Furthermore, the more established screenwriters are pricing themselves out of the market, retiring or running out of fresh ideas. The film studio franchise model is wobbling and no longer guarantees box office success.


Everyone thinks: Oh, if only I won that one script writing contest! If I could just get my script to that one manager! If only I could get into that event, or get a high score on The Black List’s listing service…

The reality is that it takes a combination of things to make it happen, so you have to fire on all fronts, and keep doing it. Nobody knows what the road leading to screenwriting success will look like for them, especially since screenwriting success different for everyone.

Trust me, I’ve talked to hundreds of writers who have “made it”, and their road did not look like anyone else’s… Because of this, it’s important that you stay active on all fronts. Say you did win that one contest…

What if you don’t have a stellar follow up? Or you did get some attention through The Black List’s listing service, but didn’t have a short pitch ready to help you feel confident when you talk about your stuff? In most cases, screenwriting success happens when a number of elements come together, when a series of wins unfold in your favor. And it’s up to you to aggressively pursue them, and be wholly prepared when success, or the potential for success, does show up.


If you get a rejection letter or email telling you that the production or representation company you approached loved the work but just felt it’s not right for them, DON’T take it at face value. They are in the NO BUSINESS. Saying no means they can’t produce a box office bomb and get fired.

They don’t know you from Adam (or Eve), so they don’t know that you won’t become the next Chris Terrio some day, and therefore don’t want to offend you, just in case. If they loved the script like they said they did, they would have wanted to meet you, or passed the work on to someone else.

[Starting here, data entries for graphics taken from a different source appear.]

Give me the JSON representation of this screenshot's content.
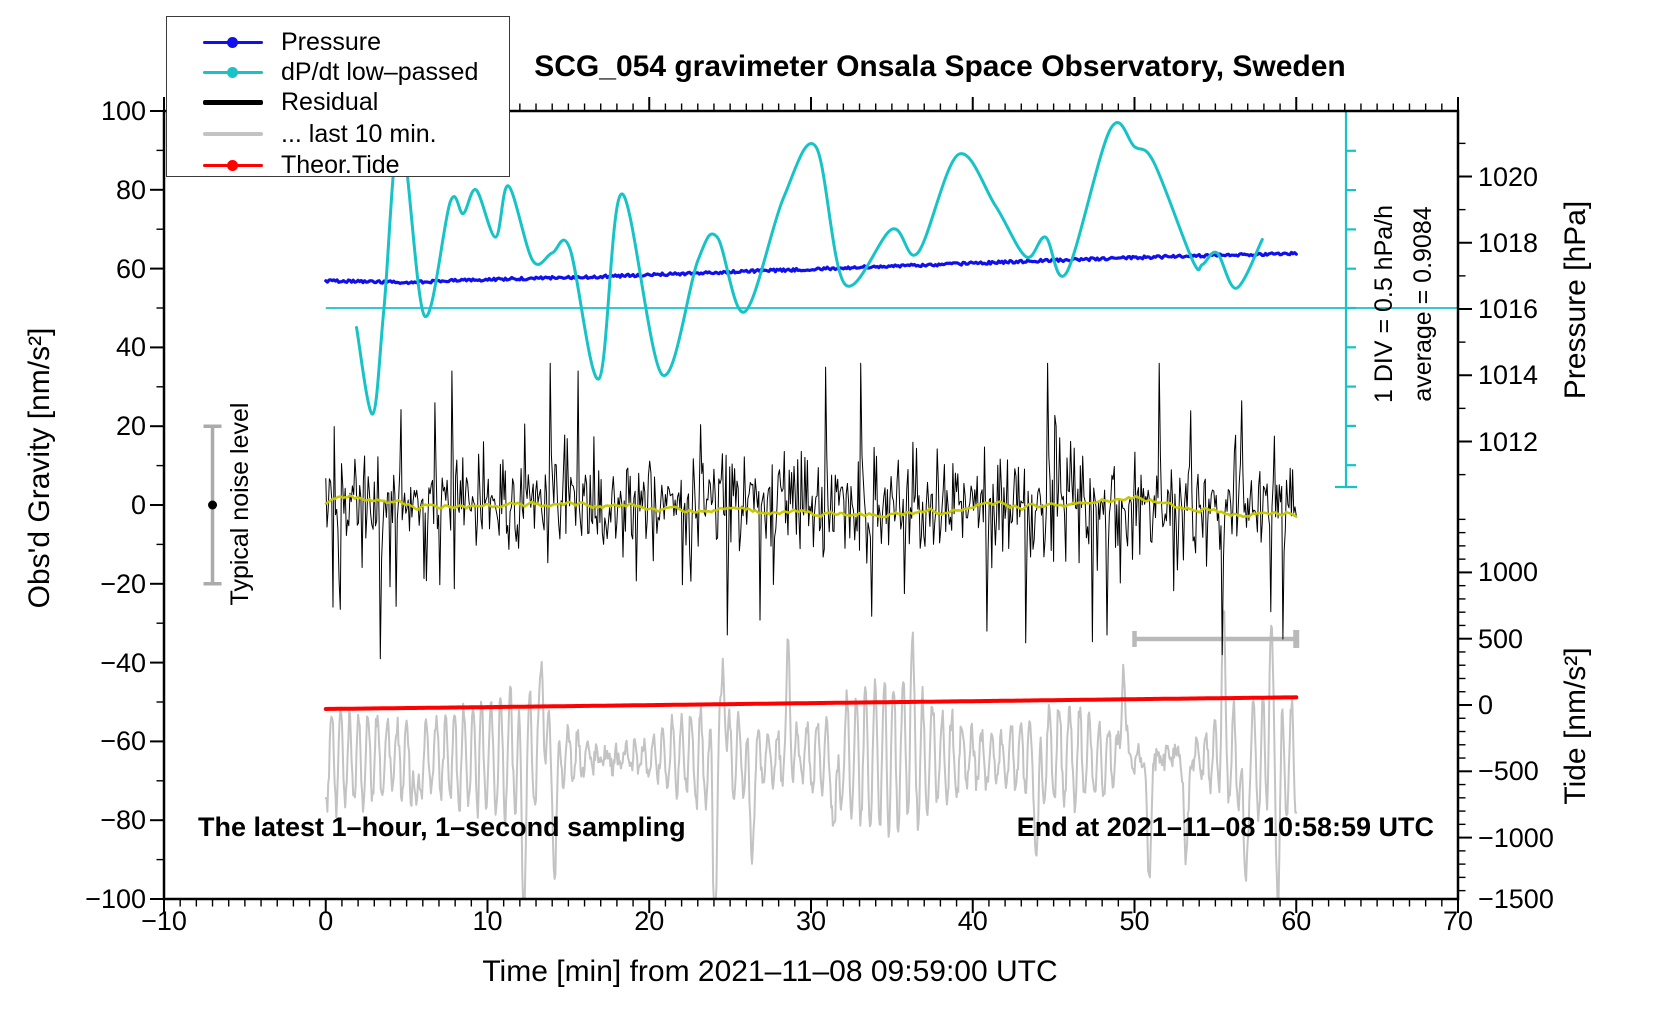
{
  "title": "SCG_054 gravimeter Onsala Space Observatory, Sweden",
  "legend": {
    "items": [
      {
        "label": "Pressure",
        "color": "#1010ee",
        "marker": true,
        "thickness": 3
      },
      {
        "label": "dP/dt low–passed",
        "color": "#17c3c6",
        "marker": true,
        "thickness": 3
      },
      {
        "label": "Residual",
        "color": "#000000",
        "marker": false,
        "thickness": 5
      },
      {
        "label": "... last 10 min.",
        "color": "#c3c3c3",
        "marker": false,
        "thickness": 4
      },
      {
        "label": "Theor.Tide",
        "color": "#ff0000",
        "marker": true,
        "thickness": 3
      }
    ]
  },
  "axes": {
    "x": {
      "title": "Time [min] from 2021–11–08 09:59:00 UTC",
      "min": -10,
      "max": 70,
      "minor_step": 1,
      "majors": [
        -10,
        0,
        10,
        20,
        30,
        40,
        50,
        60,
        70
      ],
      "labels": [
        "−10",
        "0",
        "10",
        "20",
        "30",
        "40",
        "50",
        "60",
        "70"
      ]
    },
    "gravity": {
      "title": "Obs'd Gravity [nm/s²]",
      "min": -100,
      "max": 100,
      "minor_step": 10,
      "majors": [
        100,
        80,
        60,
        40,
        20,
        0,
        -20,
        -40,
        -60,
        -80,
        -100
      ],
      "labels": [
        "100",
        "80",
        "60",
        "40",
        "20",
        "0",
        "−20",
        "−40",
        "−60",
        "−80",
        "−100"
      ]
    },
    "pressure": {
      "title": "Pressure [hPa]",
      "minor_step": 1,
      "majors": [
        1020,
        1018,
        1016,
        1014,
        1012
      ],
      "labels": [
        "1020",
        "1018",
        "1016",
        "1014",
        "1012"
      ],
      "minors": [
        1021,
        1019,
        1017,
        1015,
        1013,
        1011
      ]
    },
    "tide": {
      "title": "Tide [nm/s²]",
      "minor_step": 100,
      "majors": [
        1000,
        500,
        0,
        -500,
        -1000,
        -1500
      ],
      "labels": [
        "1000",
        "500",
        "0",
        "−500",
        "−1000",
        "−1500"
      ],
      "minor_range": [
        1500,
        -1400
      ]
    }
  },
  "annotations": {
    "div_scale": "1 DIV = 0.5 hPa/h",
    "average": "average = 0.9084",
    "noise_level": "Typical noise level",
    "footer_left": "The latest 1–hour, 1–second sampling",
    "footer_right": "End at 2021–11–08 10:58:59 UTC"
  },
  "chart_data": {
    "type": "line",
    "title": "SCG_054 gravimeter Onsala Space Observatory, Sweden",
    "xlabel": "Time [min] from 2021-11-08 09:59:00 UTC",
    "x_range": [
      -10,
      70
    ],
    "gravity_range": [
      -100,
      100
    ],
    "grid": false,
    "legend_position": "top-left",
    "series": [
      {
        "name": "Pressure",
        "unit": "hPa",
        "color": "#1010ee",
        "axis": "pressure",
        "points": [
          [
            0,
            1016.85
          ],
          [
            3,
            1016.82
          ],
          [
            5,
            1016.81
          ],
          [
            7,
            1016.84
          ],
          [
            10,
            1016.89
          ],
          [
            13,
            1016.93
          ],
          [
            16,
            1016.96
          ],
          [
            20,
            1017.03
          ],
          [
            24,
            1017.1
          ],
          [
            28,
            1017.17
          ],
          [
            32,
            1017.24
          ],
          [
            36,
            1017.31
          ],
          [
            40,
            1017.38
          ],
          [
            44,
            1017.45
          ],
          [
            48,
            1017.52
          ],
          [
            52,
            1017.58
          ],
          [
            56,
            1017.63
          ],
          [
            60,
            1017.67
          ]
        ]
      },
      {
        "name": "dP/dt low-passed",
        "unit": "hPa/h",
        "color": "#17c3c6",
        "axis": "dpdt",
        "baseline_average": 0.9084,
        "div_value": 0.5,
        "points": [
          [
            1.9,
            0.66
          ],
          [
            2.9,
            -0.44
          ],
          [
            3.6,
            0.91
          ],
          [
            4.6,
            3.16
          ],
          [
            6.1,
            0.81
          ],
          [
            7.7,
            2.26
          ],
          [
            8.5,
            2.11
          ],
          [
            9.3,
            2.41
          ],
          [
            10.5,
            1.81
          ],
          [
            11.3,
            2.46
          ],
          [
            12.8,
            1.51
          ],
          [
            14.0,
            1.61
          ],
          [
            15.1,
            1.66
          ],
          [
            16.9,
            0.01
          ],
          [
            18.3,
            2.36
          ],
          [
            20.8,
            0.06
          ],
          [
            23.0,
            1.51
          ],
          [
            24.2,
            1.81
          ],
          [
            25.9,
            0.86
          ],
          [
            28.3,
            2.31
          ],
          [
            30.3,
            2.96
          ],
          [
            32.1,
            1.21
          ],
          [
            35.0,
            1.91
          ],
          [
            36.6,
            1.61
          ],
          [
            39.1,
            2.86
          ],
          [
            41.4,
            2.21
          ],
          [
            43.3,
            1.56
          ],
          [
            44.5,
            1.81
          ],
          [
            45.8,
            1.36
          ],
          [
            48.5,
            3.18
          ],
          [
            50.0,
            2.96
          ],
          [
            51.2,
            2.76
          ],
          [
            53.6,
            1.51
          ],
          [
            54.2,
            1.46
          ],
          [
            55.1,
            1.61
          ],
          [
            56.3,
            1.16
          ],
          [
            57.9,
            1.78
          ]
        ]
      },
      {
        "name": "Residual",
        "unit": "nm/s2",
        "color": "#000000",
        "axis": "gravity",
        "stochastic": true,
        "mean": 0,
        "typical_band": [
          -15,
          15
        ],
        "max_excursion": 38,
        "smoothed_line_color": "#c8c800",
        "spikes": [
          [
            3.35,
            -39
          ],
          [
            7.8,
            34
          ],
          [
            13.9,
            36
          ],
          [
            24.8,
            -33
          ],
          [
            30.9,
            35
          ],
          [
            33.1,
            36
          ],
          [
            40.9,
            -32
          ],
          [
            43.3,
            -35
          ],
          [
            44.6,
            36
          ],
          [
            48.3,
            -33
          ],
          [
            51.5,
            36
          ],
          [
            55.4,
            -38
          ],
          [
            59.2,
            -34
          ]
        ]
      },
      {
        "name": "... last 10 min.",
        "unit": "nm/s2",
        "color": "#c3c3c3",
        "axis": "gravity",
        "stochastic": true,
        "display_center": -64,
        "typical_amplitude": 12,
        "wave_period_min": 0.7,
        "down_spikes": [
          [
            5.6,
            -84
          ],
          [
            12.2,
            -96
          ],
          [
            14.2,
            -90
          ],
          [
            24.05,
            -104
          ],
          [
            26.3,
            -88
          ],
          [
            31.5,
            -86
          ],
          [
            44.0,
            -86
          ],
          [
            50.9,
            -96
          ],
          [
            53.2,
            -92
          ],
          [
            56.8,
            -100
          ],
          [
            58.9,
            -88
          ]
        ],
        "up_spikes": [
          [
            13.4,
            -34
          ],
          [
            24.6,
            -32
          ],
          [
            28.6,
            -36
          ],
          [
            36.2,
            -38
          ],
          [
            49.3,
            -34
          ],
          [
            55.5,
            -30
          ],
          [
            58.4,
            -36
          ]
        ]
      },
      {
        "name": "Theor.Tide",
        "unit": "nm/s2",
        "color": "#ff0000",
        "axis": "tide",
        "points": [
          [
            0,
            -30
          ],
          [
            10,
            -16
          ],
          [
            20,
            -1
          ],
          [
            30,
            14
          ],
          [
            40,
            29
          ],
          [
            50,
            44
          ],
          [
            60,
            58
          ]
        ]
      }
    ],
    "noise_bar": {
      "x_min": -7,
      "gravity_range": [
        -20,
        20
      ],
      "dot_gravity": 0
    },
    "segment_bar": {
      "from_min": 50,
      "to_min": 60,
      "gravity": -34
    },
    "dpdt_baseline_gravity": 50,
    "div_scale_bar": {
      "divs": 9,
      "div_hpa_per_h": 0.5
    }
  }
}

Good work rises to the top, and everyone wants to be associated with good material. By being nice to you and staying on your good side, the company responsible for the letter is keeping you from recognizing that the screenplay doesn’t work, and either engaging in some investigative work to uncover where and why it failed, or moving onto the next.


You know the saying, it’s harder to keep an A than it is to get an A? Nowhere in the industry is this truer than in the representation game. Many a screenwriter thinks that once they’ve secured representation they can rest on their laurels and wait to see what comes next.

Instead, it’s just the opposite: Once you’ve got an agent or a manager’s attention, you’ll have to work hard every day to keep them interested. Representatives want to see that you are a stellar, consistent source for new work.

And that the work you turn in is ready for the marketplace. So accelerate your writing schedule, and make sure that any material you turn into them has been seen and signed off on by somebody else, be they a writer from your writing group or an industry analyst. As a repped writer, you are competing not only with your rep’s other clients for attention, but also with aspiring writers who are eager to take your place.

No matter the genre you write in, the city you live in, or the length of time you’ve been trying to make a go of it, make sure that your efforts are thought out, and driven by deliberate strategy.